DON PÈDRE.—Bonsoir, bonsoir!
CLAUDIO.—Salut à vous deux.
LÉONATO.—Seigneurs, écoutez-moi....
DON PÈDRE.—Léonato, nous sommes un peu pressés
LÉONATO.—Un peu pressés, seigneurs?—Soit, adieu. Seigneurs, vous êtes donc pressés maintenant? Soit; peu importe!
DON PÈDRE.—Ne vous fâchez point contre nous, bon vieillard.
ANTONIO.—S'il pouvait, se fâchant, se faire justice à lui-même, quelques-uns de nous mordraient la poussière.
CLAUDIO.—Qui donc l'offense?
LÉONATO.—Toi, toi, tu m'offenses, toi, homme dissimulé. Va, ne porte point la main à ton épée; je ne te crains pas.
CLAUDIO.—Sur ma parole, je maudirais ma main, si elle donnait un pareil sujet de crainte à votre vieillesse. En vérité, ma main ne voulait rien à mon épée.
LÉONATO.—Fi donc! fi donc! Jeune homme, ne te moque pas et ne plaisante pas de moi! Je ne parle pas en radoteur ou en fou; et je ne me couvre point du privilège de l'âge, pour me vanter des exploits que j'ai faits étant jeune, ou de ceux que je ferais, si je n'étais pas vieux. Retiens, Claudio, ce que je te dis en face; tu as si cruellement outragé mon innocente fille et moi, que je suis forcé de déposer ma gravité et d'en venir, sous ces cheveux blancs et brisé par de longs jours, à te demander la satisfaction qu'un homme doit à un autre. Je te dis que tu as calomnié ma fille innocente, que ta calomnie lui a percé le coeur, et qu'elle est gisante, ensevelie avec ses ancêtres dans une tombe, hélas! où le déshonneur ne dormit jamais, avant celui dont ta lâche perfidie a souillé ma fille.
CLAUDIO.—Ma perfidie!
LÉONATO.—Ta perfidie, Claudio; je dis, la tienne.
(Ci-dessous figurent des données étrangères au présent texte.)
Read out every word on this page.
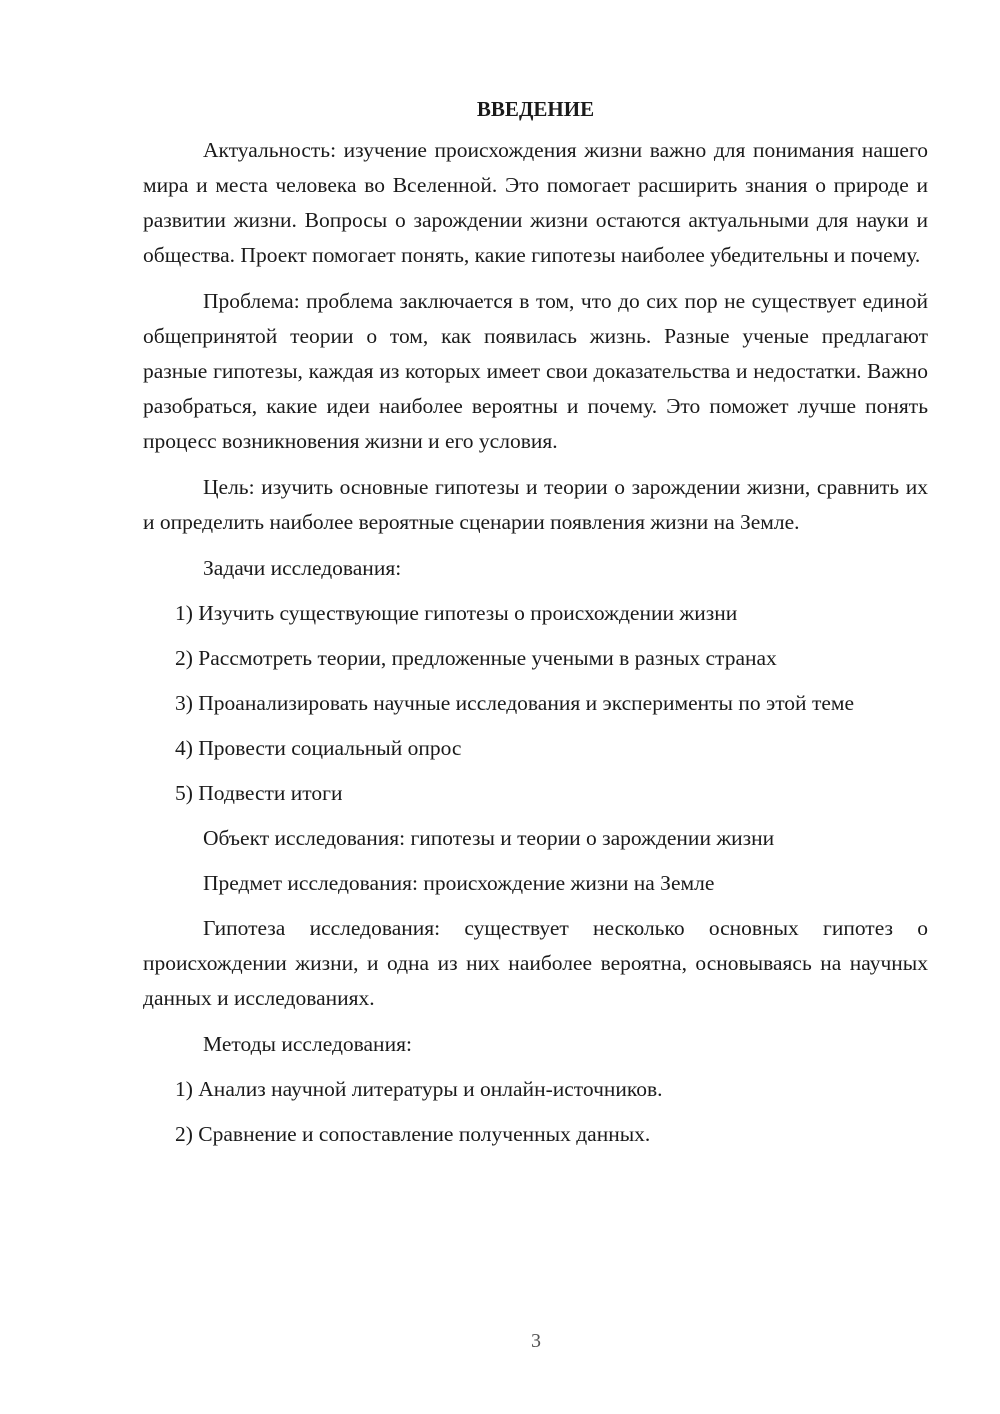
ВВЕДЕНИЕ

Актуальность: изучение происхождения жизни важно для понимания нашего мира и места человека во Вселенной. Это помогает расширить знания о природе и развитии жизни. Вопросы о зарождении жизни остаются актуальными для науки и общества. Проект помогает понять, какие гипотезы наиболее убедительны и почему.

Проблема: проблема заключается в том, что до сих пор не существует единой общепринятой теории о том, как появилась жизнь. Разные ученые предлагают разные гипотезы, каждая из которых имеет свои доказательства и недостатки. Важно разобраться, какие идеи наиболее вероятны и почему. Это поможет лучше понять процесс возникновения жизни и его условия.

Цель: изучить основные гипотезы и теории о зарождении жизни, сравнить их и определить наиболее вероятные сценарии появления жизни на Земле.

Задачи исследования:

1) Изучить существующие гипотезы о происхождении жизни

2) Рассмотреть теории, предложенные учеными в разных странах

3) Проанализировать научные исследования и эксперименты по этой теме

4) Провести социальный опрос

5) Подвести итоги

Объект исследования: гипотезы и теории о зарождении жизни

Предмет исследования: происхождение жизни на Земле

Гипотеза исследования: существует несколько основных гипотез о происхождении жизни, и одна из них наиболее вероятна, основываясь на научных данных и исследованиях.

Методы исследования:

1) Анализ научной литературы и онлайн-источников.

2) Сравнение и сопоставление полученных данных.

3
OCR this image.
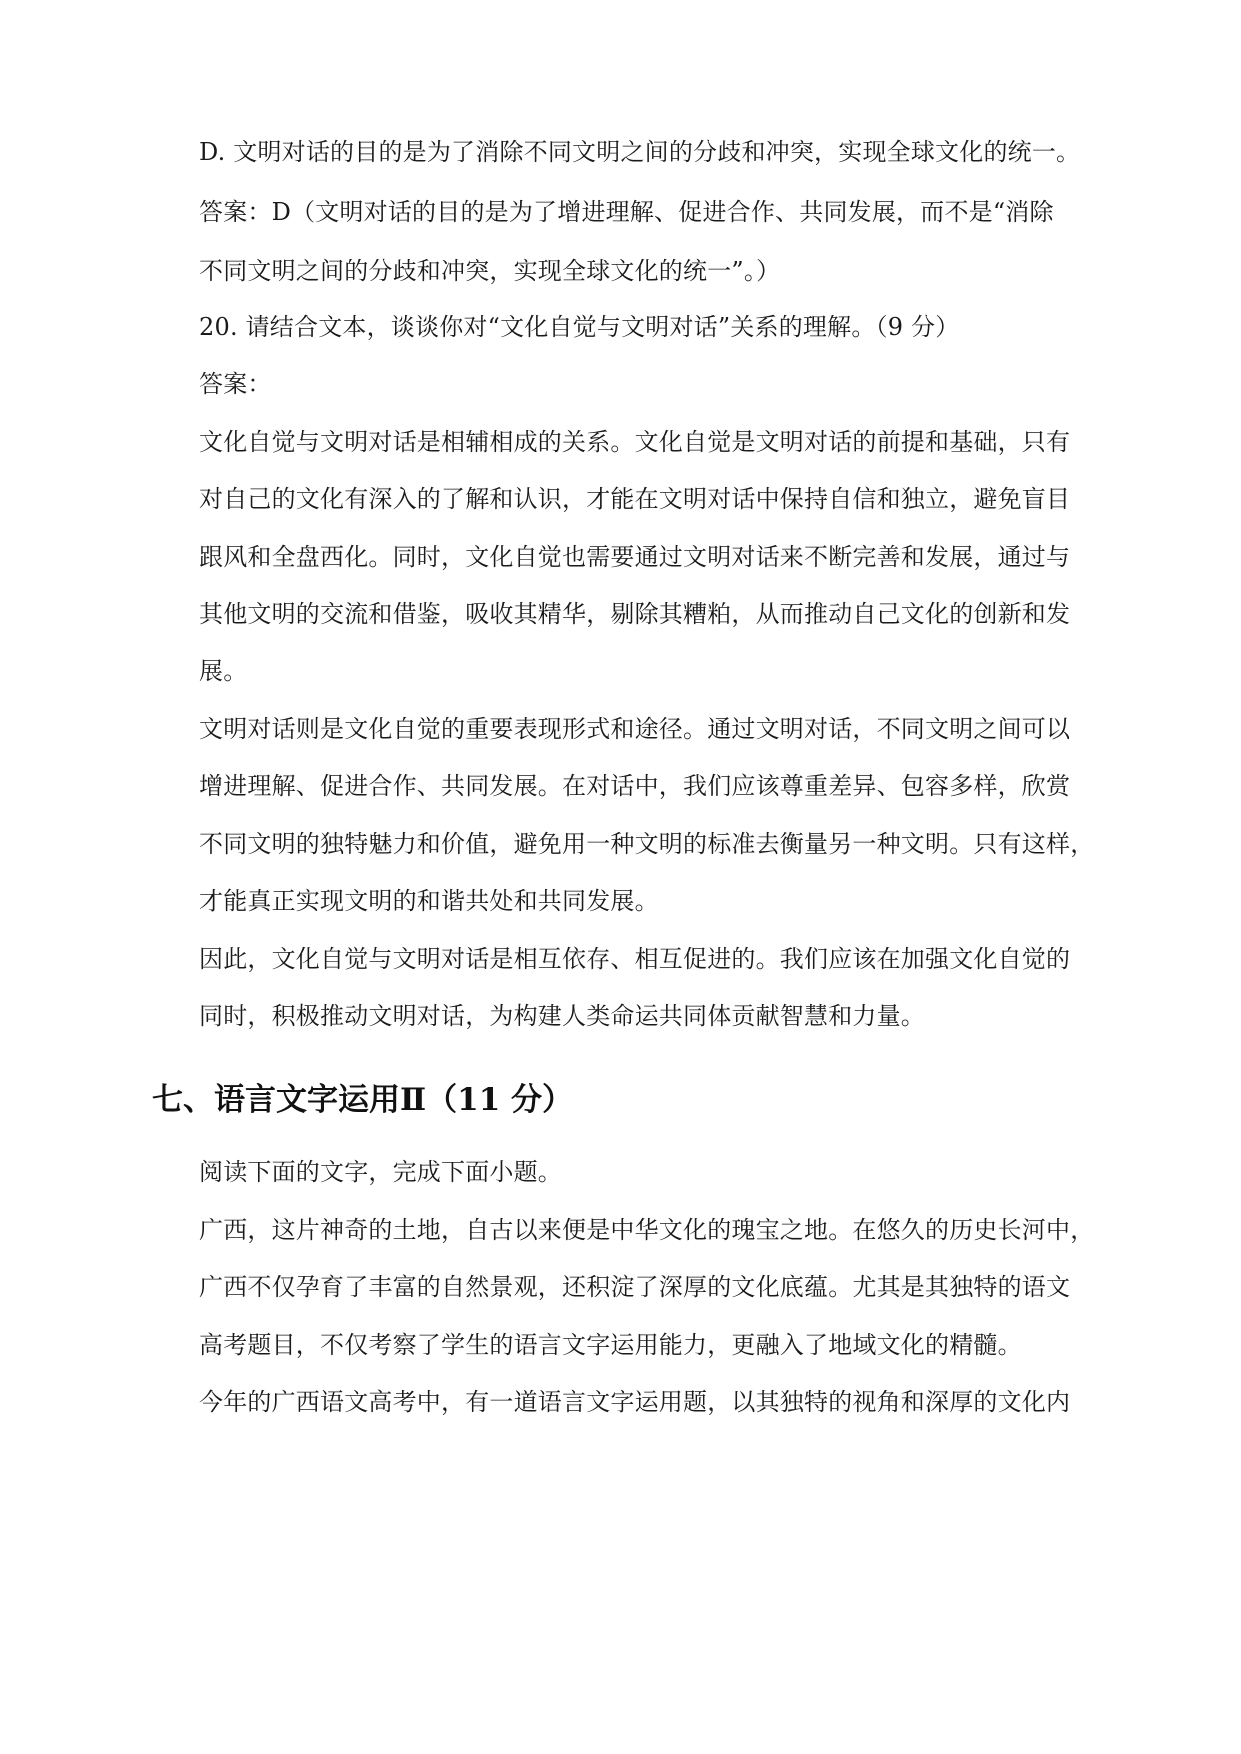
D. 文明对话的目的是为了消除不同文明之间的分歧和冲突，实现全球文化的统一。
答案：D（文明对话的目的是为了增进理解、促进合作、共同发展，而不是“消除
不同文明之间的分歧和冲突，实现全球文化的统一”。）
20. 请结合文本，谈谈你对“文化自觉与文明对话”关系的理解。（9 分）
答案：
文化自觉与文明对话是相辅相成的关系。文化自觉是文明对话的前提和基础，只有
对自己的文化有深入的了解和认识，才能在文明对话中保持自信和独立，避免盲目
跟风和全盘西化。同时，文化自觉也需要通过文明对话来不断完善和发展，通过与
其他文明的交流和借鉴，吸收其精华，剔除其糟粕，从而推动自己文化的创新和发
展。
文明对话则是文化自觉的重要表现形式和途径。通过文明对话，不同文明之间可以
增进理解、促进合作、共同发展。在对话中，我们应该尊重差异、包容多样，欣赏
不同文明的独特魅力和价值，避免用一种文明的标准去衡量另一种文明。只有这样，
才能真正实现文明的和谐共处和共同发展。
因此，文化自觉与文明对话是相互依存、相互促进的。我们应该在加强文化自觉的
同时，积极推动文明对话，为构建人类命运共同体贡献智慧和力量。
七、语言文字运用Ⅱ（11 分）
阅读下面的文字，完成下面小题。
广西，这片神奇的土地，自古以来便是中华文化的瑰宝之地。在悠久的历史长河中，
广西不仅孕育了丰富的自然景观，还积淀了深厚的文化底蕴。尤其是其独特的语文
高考题目，不仅考察了学生的语言文字运用能力，更融入了地域文化的精髓。
今年的广西语文高考中，有一道语言文字运用题，以其独特的视角和深厚的文化内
DON PÈDRE.—Vous ne dites pas vrai, vieillard.
LÉONATO.—Seigneur, seigneur, je le prouverai sur son corps s'il ose accepter le défi; en dépit de son adresse à l'escrime, de son agilité, en dépit de sa robuste jeunesse et de la fleur de son printemps.
CLAUDIO.—Retirons-nous; je ne veux rien avoir à faire avec vous.
LÉONATO.—Peux-tu me rebuter ainsi? Tu as tué mon enfant; si tu me tues, mon garçon, tu auras tué un homme.
ANTONIO.—Il en tuera deux de nous, et qui sont vraiment des hommes. Mais n'importe; qu'il en tue d'abord un; qu'il vienne à bout de moi.—Laissez-le me faire raison.—Allons, suis-moi, mon garçon; viens, suis-moi.